If you’ve seen the movies or the latest Amazon Prime adaptation and enjoyed the cinematography and dialogue, the best introduction to Middle-Earth for you is to delve into The Hobbit. Unlike the other pieces recommended in this article, The Hobbit can be read as a standalone.
By reading it, you get to enjoy all of the magical wonders of The Lord of The Rings without the admittedly boring, near-Shakespearan, flat writing style of the main series.
The Malazan Book of The Fallen by Steven Erikson
Darkness took on new shades of dark the day Steven Erikson decided to pen down the first words of Gardens of the Moon.

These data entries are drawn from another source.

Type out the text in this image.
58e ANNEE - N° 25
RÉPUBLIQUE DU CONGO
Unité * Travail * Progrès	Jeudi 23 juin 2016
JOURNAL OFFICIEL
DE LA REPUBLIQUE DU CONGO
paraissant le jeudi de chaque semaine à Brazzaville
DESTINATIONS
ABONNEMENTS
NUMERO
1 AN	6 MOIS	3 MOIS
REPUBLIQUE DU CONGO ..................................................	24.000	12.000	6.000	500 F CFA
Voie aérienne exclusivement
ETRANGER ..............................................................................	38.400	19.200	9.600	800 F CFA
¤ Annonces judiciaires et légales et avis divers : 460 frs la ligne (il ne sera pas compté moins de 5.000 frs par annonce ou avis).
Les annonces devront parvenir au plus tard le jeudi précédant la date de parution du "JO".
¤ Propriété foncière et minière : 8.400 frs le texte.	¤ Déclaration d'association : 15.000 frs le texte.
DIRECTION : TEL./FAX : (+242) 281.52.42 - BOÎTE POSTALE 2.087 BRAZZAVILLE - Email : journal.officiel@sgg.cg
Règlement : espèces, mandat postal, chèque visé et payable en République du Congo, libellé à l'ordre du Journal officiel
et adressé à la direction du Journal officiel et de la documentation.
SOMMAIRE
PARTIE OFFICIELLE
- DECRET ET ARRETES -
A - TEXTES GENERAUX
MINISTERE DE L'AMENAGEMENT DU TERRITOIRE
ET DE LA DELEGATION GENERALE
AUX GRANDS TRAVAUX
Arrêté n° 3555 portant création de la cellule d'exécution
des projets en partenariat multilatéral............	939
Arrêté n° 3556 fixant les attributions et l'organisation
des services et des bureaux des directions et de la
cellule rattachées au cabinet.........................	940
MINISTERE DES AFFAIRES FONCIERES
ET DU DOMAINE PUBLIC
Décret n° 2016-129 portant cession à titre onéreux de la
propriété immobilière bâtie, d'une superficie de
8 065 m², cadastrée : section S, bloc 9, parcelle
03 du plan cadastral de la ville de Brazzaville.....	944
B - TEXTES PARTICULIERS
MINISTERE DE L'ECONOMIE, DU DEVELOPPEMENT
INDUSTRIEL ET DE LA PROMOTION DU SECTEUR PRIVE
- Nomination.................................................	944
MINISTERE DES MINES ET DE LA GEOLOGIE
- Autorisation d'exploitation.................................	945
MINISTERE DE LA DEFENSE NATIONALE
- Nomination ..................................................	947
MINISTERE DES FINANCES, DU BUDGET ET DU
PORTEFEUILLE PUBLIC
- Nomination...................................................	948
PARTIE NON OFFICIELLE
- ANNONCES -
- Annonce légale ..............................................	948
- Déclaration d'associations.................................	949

By the time he’d finished his 10-book epic work, the darkness was already stifling, with light only a distant memory in the minds of his characters and audience. Nevertheless, in the process, he ensured that his work would never be forgotten, cementing his name and legacy in the classic fantasy pantheon.
The Malazan Book of The Fallen will never go out of fashion, and if you haven’t read it, well…. what are you doing with your life??
Welcome to this fantastic journey! You might eventually have other preferred genres as your reading tastes evolve, but there’s one thing certain here- there’s no genre quite like fantasy. It stands all on its own, incomparable to the others.
And, to the die-hards who read this piece out of curiosity to see if their favorites made the cut, you’re free to bash my head (and my pen) in the comments section below. Just be aware that my mace and sling (complete with a pouch of Goliath-forehead-sized stones) are equally within reach.